İran, Filistin davasına destek konusunda her türlü çabayı sarf ediyor. Bu nedenle, bu davaya destek için düzenlenen her toplantı ve konferansta İran ön sırada yer alıyor. Son olarak, Trump'ın Kudüs kararının ardından Türkiye'de düzenlenen toplantıda İran'ı gördük. Diğer yandan binlerce İranlı genç, sokaklara dökülerek Trump'ın bu kararını protesto etti. Bu arada İran Kudüs'e desteğini yükseltmeye devam ederken, bir takım Arap liderler ise, İsrail ile ilişkileri normalleştirmekle meşgul. Bu Arap liderler Televizyon kanallarının Kudüs'e destek için yapılan etkinlikleri yayınlamasına dahi izin vermiyor, aksine Trump'ın kararını alçak, hilekâr ve habis yollarla halklarına pazarlıyorlar.
Bu ve diğer nedenlerden dolayı, bu ülkelerin İran'a medya savaşı açması ve İran'a karşı birlik olması kaçınılmazdı. Çünkü İran'ın yaptıkları, Kudüs'ü desteklemek konusundaki bazı iddiaların sahte olduğunu, Trump'ın kararına karşı kınamaların yüzeyselliğini ve Filistin davasına gerçek bir desteğin sunulmadığını ortaya çıkarıyor.

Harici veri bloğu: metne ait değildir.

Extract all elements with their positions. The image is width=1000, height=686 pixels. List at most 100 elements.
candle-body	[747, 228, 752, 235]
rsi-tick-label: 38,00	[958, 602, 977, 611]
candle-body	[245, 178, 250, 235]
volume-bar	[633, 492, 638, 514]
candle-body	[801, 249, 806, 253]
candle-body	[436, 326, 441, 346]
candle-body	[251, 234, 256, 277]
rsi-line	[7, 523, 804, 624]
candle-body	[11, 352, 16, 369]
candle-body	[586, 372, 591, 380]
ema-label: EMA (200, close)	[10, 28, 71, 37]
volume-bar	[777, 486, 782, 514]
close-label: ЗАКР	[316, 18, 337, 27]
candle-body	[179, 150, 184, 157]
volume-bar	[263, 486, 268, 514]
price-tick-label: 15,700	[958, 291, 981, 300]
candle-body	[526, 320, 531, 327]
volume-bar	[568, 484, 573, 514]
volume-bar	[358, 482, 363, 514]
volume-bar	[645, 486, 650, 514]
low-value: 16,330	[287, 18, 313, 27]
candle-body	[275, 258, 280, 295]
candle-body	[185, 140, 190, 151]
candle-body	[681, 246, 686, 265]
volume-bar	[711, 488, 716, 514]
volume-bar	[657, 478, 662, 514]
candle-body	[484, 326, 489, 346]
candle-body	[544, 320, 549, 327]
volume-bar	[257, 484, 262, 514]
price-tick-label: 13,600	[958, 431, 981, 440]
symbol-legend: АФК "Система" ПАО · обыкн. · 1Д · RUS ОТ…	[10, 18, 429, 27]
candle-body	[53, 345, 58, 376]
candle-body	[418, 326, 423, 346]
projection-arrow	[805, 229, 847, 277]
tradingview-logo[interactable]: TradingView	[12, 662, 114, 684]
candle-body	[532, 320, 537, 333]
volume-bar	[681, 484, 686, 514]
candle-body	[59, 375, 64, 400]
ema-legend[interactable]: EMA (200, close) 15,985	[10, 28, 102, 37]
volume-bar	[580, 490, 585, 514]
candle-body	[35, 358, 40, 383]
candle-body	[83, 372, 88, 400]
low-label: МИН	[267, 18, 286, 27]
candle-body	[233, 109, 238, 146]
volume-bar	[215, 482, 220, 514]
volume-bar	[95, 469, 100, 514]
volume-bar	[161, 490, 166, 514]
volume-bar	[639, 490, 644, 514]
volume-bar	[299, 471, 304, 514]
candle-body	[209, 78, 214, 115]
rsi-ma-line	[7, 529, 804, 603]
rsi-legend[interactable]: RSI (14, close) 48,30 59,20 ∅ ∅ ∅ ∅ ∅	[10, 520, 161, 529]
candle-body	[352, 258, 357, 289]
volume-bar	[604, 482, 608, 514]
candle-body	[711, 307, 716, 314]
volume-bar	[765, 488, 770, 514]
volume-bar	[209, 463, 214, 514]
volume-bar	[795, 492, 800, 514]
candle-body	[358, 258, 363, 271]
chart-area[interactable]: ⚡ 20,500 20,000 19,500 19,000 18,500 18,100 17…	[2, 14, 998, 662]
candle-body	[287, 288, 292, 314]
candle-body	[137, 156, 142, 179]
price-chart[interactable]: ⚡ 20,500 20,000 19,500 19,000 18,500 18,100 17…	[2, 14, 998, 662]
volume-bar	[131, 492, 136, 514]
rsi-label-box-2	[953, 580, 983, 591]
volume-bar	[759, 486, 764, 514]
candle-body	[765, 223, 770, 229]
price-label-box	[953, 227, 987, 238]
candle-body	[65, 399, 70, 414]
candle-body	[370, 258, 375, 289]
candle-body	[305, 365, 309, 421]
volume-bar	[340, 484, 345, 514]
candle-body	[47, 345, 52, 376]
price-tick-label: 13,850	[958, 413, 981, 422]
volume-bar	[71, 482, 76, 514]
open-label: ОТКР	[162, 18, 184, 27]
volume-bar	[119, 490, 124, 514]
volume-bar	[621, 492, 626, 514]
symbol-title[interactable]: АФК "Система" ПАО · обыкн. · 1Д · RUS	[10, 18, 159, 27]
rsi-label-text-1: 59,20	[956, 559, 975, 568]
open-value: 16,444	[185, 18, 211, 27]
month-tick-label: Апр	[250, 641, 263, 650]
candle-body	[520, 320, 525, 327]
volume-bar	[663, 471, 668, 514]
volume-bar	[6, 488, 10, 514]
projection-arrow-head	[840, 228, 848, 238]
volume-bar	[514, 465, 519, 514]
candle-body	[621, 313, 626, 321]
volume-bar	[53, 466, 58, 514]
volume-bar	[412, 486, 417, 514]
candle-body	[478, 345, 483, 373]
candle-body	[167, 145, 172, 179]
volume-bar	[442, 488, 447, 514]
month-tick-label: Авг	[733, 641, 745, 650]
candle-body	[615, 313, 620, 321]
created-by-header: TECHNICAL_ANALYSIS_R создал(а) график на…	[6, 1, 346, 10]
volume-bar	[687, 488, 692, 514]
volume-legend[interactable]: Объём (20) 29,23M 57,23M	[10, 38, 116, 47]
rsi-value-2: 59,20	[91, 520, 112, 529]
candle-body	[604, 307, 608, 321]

Ne var ki, Filistin'e destek sağlamaktan aciz olan Arap liderlerin babaları, Filistin davasını politikalarının temel taşı olarak görüyor ve Amerika bile olsa kimse tarafından aşılamayacak kırmızıçizgi olarak kabul ediyordu.
Kaynak: AlWaght
Çeviri: Merve Soydaş
-----------------------------------------------------------------------------------------------
* İran İslam İnkılabı Rehberi Ayetullah Seyyid Ali Hamanei'nin 2017 yılında gerçekleşen “6. Uluslararası Filistin İntifadası'na Destek Konferansı"nın 21 Şubatta gerçekleşen açılışında yaptığı konuşması İslam İnkılabının Filistin meselesine yaklaşımını ortaya koyması açısından oldukça dikkat çekiciydi. İslam inkılabı Rehberi Hamanei açılış konuşmasında ülkesinin Filistinli gruplara verdiği desteğin tek bir ölçütü olduğuna işaret ederek bunu şöyle ifade etmişti: “Bu kıymetli konferansın kazanımlarından biri, İslam dünyasına ve dünyanın dört bir yanındaki özgürlük savaşçılarına en tepe önceliğimizin Filistin davası olduğunu ilan etmektir. Bu yolda kararlılıkla ilerleyen her grubun arkasındayız. Bu yoldan ayrılanlarla bizim de yollarımız ayrılır.”